Business contracts are usually the bedrock of any particular successful business relationship. They outline the terms of the agreement, protecting both parties and helping ensure a smooth collaboration.
However, a poorly drafted or misunderstood contract can be rendered invalid. This can leave your business vulnerable to financial loss and legal headaches. It can help, therefore, to familiarize yourself with the most common mistakes that can invalidate a business contract, along with tips to help you avoid them and help ensure your agreements are legally sound.
Lack of capacity
Did you know that for a contract to be enforced under the law, all parties must have the legal capacity to enter into one? This means they must be of legal age, have a sound mind and be authorized to represent the company they are acting on behalf of.
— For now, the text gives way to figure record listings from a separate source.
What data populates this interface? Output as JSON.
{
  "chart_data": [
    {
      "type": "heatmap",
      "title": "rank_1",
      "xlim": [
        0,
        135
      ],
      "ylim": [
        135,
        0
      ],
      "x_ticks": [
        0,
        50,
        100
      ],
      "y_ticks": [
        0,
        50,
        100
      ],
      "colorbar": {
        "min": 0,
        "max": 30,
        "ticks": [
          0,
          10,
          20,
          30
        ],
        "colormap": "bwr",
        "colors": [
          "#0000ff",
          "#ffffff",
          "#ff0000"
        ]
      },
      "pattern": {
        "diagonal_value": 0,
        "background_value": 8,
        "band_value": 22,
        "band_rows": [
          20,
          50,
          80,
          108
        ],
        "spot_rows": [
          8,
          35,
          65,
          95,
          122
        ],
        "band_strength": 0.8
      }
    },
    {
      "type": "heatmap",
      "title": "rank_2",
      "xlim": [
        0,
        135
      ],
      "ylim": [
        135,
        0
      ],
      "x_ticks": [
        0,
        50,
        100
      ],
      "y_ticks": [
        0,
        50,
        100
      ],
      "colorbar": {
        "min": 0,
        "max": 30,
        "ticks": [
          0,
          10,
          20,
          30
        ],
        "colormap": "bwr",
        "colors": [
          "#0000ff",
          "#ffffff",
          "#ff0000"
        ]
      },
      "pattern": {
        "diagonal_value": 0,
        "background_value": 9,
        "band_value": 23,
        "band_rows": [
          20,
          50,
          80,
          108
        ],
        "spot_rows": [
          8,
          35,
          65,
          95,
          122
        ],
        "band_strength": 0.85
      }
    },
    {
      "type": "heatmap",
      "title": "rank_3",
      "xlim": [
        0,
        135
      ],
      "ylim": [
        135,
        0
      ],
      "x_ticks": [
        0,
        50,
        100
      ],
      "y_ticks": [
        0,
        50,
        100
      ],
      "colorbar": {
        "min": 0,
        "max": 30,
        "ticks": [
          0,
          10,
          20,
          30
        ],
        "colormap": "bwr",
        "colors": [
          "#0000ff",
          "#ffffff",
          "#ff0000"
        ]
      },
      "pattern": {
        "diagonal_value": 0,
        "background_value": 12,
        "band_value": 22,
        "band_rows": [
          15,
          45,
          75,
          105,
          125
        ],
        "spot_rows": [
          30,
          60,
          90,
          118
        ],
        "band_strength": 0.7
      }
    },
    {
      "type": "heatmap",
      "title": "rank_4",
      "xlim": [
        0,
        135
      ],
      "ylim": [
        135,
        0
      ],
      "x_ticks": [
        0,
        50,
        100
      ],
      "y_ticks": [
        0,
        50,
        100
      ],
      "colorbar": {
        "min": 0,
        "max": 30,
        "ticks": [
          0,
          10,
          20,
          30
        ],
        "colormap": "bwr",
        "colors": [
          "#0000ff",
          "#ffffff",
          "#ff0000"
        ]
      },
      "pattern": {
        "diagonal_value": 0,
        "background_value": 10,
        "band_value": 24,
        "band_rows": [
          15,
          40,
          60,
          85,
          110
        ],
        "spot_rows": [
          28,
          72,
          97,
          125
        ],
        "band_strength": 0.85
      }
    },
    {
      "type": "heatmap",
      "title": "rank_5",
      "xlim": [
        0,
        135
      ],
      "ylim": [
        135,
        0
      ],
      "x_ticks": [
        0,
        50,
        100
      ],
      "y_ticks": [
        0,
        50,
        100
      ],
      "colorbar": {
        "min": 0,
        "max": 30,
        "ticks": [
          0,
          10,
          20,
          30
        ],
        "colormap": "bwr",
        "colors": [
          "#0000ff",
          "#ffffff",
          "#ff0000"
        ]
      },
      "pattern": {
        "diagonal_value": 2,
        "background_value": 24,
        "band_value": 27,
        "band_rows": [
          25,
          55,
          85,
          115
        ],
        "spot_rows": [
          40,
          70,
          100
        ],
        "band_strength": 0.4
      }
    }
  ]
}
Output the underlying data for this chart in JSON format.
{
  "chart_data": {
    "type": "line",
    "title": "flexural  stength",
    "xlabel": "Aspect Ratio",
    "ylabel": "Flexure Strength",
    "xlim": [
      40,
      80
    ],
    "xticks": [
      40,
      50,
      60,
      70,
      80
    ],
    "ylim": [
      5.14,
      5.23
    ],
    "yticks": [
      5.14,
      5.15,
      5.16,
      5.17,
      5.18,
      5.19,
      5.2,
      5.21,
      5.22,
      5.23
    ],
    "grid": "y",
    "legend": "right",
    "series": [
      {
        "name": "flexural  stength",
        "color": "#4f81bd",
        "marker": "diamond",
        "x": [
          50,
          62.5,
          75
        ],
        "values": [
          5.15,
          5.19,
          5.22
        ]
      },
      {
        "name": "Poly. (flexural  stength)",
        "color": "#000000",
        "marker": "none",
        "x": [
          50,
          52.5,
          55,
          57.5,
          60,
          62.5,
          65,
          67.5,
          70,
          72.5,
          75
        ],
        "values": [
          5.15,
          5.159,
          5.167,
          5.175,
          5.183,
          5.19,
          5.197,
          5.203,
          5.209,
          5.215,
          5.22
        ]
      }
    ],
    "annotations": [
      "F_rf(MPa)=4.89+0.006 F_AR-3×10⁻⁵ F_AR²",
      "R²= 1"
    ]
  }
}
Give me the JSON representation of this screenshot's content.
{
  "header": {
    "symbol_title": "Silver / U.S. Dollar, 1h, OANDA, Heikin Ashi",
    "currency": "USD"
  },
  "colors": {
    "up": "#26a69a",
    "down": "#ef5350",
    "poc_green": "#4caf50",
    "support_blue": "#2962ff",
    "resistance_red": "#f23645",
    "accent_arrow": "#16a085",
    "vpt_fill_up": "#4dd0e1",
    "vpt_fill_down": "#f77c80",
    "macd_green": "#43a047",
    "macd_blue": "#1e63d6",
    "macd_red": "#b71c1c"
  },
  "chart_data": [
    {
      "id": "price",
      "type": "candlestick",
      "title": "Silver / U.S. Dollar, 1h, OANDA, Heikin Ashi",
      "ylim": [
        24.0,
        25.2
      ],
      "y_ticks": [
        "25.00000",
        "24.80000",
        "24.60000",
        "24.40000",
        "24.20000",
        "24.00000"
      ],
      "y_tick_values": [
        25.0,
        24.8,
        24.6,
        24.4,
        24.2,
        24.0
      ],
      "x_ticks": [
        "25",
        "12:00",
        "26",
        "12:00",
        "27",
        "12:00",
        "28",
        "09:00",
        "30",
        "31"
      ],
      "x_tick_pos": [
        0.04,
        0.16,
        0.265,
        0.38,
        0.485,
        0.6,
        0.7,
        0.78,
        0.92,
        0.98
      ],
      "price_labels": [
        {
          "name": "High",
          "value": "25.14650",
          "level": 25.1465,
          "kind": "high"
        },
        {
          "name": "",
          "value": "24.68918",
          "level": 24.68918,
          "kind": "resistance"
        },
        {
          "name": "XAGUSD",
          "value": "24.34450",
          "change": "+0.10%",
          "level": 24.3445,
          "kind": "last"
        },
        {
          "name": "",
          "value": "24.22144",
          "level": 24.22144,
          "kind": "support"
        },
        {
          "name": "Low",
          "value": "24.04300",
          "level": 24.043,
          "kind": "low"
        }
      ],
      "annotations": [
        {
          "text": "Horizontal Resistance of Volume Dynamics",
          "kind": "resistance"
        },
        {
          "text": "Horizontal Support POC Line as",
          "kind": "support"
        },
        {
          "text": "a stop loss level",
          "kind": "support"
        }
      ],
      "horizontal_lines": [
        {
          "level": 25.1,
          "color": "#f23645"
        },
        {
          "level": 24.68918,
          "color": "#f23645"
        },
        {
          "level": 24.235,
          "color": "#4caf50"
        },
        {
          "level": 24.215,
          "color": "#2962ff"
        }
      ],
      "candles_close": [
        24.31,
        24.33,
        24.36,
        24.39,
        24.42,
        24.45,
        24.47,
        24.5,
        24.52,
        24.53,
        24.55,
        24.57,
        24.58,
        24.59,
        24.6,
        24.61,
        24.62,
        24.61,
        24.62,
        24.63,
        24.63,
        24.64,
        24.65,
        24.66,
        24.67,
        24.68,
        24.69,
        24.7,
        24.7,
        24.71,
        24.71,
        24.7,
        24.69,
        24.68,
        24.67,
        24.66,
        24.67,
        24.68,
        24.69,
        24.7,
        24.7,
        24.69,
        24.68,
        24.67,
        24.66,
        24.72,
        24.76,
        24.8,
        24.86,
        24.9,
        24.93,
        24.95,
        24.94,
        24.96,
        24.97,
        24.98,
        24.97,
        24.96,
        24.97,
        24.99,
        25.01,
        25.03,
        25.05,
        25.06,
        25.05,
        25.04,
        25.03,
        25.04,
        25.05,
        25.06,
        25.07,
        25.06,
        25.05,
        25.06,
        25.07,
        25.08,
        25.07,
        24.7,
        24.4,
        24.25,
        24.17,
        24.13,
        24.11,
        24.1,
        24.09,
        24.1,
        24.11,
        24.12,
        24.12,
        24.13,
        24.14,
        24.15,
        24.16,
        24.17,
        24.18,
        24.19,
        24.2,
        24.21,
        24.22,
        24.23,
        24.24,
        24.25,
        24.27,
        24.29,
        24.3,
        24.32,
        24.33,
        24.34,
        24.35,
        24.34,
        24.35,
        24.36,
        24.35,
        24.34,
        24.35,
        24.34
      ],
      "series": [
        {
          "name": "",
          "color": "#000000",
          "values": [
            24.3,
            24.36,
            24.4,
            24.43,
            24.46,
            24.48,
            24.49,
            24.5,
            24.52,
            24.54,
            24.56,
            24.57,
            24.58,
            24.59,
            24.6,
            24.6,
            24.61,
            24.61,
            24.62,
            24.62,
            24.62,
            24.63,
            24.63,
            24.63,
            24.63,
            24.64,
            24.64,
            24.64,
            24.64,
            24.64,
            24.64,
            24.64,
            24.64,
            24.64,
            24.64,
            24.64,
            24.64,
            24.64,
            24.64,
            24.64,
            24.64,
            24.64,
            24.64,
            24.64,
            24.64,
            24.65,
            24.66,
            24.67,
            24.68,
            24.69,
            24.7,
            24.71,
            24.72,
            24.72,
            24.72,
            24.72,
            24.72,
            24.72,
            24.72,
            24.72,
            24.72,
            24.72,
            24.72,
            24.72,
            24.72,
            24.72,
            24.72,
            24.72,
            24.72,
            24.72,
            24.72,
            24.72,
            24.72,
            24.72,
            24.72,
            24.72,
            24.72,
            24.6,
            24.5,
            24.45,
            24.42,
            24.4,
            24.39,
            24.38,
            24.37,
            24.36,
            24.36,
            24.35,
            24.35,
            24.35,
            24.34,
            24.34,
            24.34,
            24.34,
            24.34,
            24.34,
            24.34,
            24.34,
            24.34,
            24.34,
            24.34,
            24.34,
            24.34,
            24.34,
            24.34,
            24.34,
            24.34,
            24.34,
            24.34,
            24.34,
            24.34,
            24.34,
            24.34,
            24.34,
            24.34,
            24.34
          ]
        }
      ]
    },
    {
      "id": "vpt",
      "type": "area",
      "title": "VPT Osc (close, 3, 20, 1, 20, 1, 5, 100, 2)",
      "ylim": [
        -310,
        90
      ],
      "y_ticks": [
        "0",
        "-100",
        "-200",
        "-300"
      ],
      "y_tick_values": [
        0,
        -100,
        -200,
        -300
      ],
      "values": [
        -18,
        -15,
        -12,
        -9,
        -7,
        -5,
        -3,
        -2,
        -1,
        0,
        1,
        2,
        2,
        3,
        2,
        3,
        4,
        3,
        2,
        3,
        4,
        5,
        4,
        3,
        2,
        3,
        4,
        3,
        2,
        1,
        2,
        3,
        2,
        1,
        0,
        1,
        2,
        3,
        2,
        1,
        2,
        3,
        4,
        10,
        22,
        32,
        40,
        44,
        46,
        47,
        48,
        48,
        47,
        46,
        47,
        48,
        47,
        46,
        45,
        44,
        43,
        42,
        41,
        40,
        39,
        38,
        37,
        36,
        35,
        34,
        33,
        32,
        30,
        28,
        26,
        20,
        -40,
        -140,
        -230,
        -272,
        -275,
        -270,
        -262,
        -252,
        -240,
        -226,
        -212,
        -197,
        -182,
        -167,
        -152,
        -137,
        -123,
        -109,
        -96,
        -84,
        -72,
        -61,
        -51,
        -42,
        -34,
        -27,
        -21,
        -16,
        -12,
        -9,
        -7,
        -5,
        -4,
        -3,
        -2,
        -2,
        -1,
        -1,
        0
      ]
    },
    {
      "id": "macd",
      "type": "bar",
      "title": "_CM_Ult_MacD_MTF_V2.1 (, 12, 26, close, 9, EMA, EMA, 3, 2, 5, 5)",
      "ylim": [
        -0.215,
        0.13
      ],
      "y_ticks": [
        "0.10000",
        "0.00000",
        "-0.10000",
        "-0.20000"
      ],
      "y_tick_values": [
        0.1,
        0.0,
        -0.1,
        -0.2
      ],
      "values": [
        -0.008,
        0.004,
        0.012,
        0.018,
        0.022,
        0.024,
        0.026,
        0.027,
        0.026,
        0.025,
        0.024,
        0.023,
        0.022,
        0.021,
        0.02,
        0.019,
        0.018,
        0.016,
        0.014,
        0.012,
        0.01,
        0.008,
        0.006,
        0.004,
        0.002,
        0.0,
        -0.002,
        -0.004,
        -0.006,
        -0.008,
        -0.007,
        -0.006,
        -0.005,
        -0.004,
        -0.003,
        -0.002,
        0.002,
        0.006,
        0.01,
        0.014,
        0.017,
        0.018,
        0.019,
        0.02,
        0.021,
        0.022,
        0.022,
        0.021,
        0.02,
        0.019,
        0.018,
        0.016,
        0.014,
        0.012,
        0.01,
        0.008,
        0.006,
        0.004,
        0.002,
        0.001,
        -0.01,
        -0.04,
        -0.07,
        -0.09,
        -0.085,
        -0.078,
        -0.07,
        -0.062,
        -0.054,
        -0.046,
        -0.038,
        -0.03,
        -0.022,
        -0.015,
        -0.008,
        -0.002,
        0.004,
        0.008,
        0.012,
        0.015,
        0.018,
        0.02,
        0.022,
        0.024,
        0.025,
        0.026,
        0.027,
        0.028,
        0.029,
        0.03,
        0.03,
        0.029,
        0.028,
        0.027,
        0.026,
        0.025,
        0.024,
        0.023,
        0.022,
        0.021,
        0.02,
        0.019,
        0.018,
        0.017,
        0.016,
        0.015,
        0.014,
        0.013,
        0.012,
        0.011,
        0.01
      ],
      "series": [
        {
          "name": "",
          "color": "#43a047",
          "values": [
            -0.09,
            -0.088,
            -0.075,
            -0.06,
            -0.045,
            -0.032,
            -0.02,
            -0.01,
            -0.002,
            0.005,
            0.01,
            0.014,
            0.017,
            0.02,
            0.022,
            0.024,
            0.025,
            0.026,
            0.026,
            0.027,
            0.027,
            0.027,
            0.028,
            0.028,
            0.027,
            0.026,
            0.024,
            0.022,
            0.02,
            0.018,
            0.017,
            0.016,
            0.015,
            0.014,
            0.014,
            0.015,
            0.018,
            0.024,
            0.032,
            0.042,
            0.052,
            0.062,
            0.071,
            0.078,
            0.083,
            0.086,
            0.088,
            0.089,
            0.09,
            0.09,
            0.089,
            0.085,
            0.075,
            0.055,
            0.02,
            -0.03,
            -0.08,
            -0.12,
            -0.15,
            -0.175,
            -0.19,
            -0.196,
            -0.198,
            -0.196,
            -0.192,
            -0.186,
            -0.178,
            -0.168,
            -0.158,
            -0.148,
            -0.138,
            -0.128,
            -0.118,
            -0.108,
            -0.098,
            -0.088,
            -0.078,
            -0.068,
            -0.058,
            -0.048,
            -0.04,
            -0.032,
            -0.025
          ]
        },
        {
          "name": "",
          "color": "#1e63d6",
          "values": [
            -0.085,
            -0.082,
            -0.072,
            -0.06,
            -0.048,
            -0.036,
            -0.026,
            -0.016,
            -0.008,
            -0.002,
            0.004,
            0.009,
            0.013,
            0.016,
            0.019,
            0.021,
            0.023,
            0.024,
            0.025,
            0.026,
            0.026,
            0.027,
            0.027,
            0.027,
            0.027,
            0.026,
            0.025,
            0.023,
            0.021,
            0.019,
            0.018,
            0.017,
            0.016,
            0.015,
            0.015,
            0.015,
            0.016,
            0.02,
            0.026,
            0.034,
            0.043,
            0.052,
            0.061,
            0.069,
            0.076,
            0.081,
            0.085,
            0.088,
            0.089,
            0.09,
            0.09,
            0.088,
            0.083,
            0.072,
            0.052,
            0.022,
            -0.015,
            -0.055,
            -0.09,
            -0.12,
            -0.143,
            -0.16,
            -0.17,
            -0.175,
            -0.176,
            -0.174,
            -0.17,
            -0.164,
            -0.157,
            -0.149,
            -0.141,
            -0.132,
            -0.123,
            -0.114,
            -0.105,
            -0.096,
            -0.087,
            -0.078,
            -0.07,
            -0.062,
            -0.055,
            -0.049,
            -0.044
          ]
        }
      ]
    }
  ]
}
For this reason, entering into a contract with a minor can be a costly mistake. Minors can generally disaffirm contracts they signed before reaching the age of majority. Additionally, anyone under the influence of drugs or alcohol, or those with mental health issues that impair their judgment, may not have the capacity to enter into a valid contract.
Unconscionability
A contract can be deemed unconscionable if its terms are grossly unfair and one party has significantly unequal bargaining power. Unconscionability can manifest as procedural unconscionability. This occurs when the contract formation process is unfair. This might involve:
- Pressure tactics
- Limited time to review the contract
- Hidden terms stacked against one party
Unconscionability can also play out as substantive unconscionability. This refers to unfair terms within the contract itself. These could be one-sided clauses that heavily favor one party, unreasonably high penalties or disclaimers that remove all liability from one party.
Mistake
A mutual mistake, meaning a mistake made by both parties about a fundamental component in the contract, can prevent you from enforcing it under the law. For instance, if you agree to purchase a specific type of equipment, but the seller mistakenly sends a different model entirely, the contract could be invalidated. However, unilateral mistakes that are made by only one party typically don’t invalidate the contract unless the other party knew or should have known about the mistake.
By staying proactive and seeking legal guidance, you can help ensure your business contracts are enforceable under the law. Remember, a well-drafted contract is an investment that can save you time, money and frustration in the long run.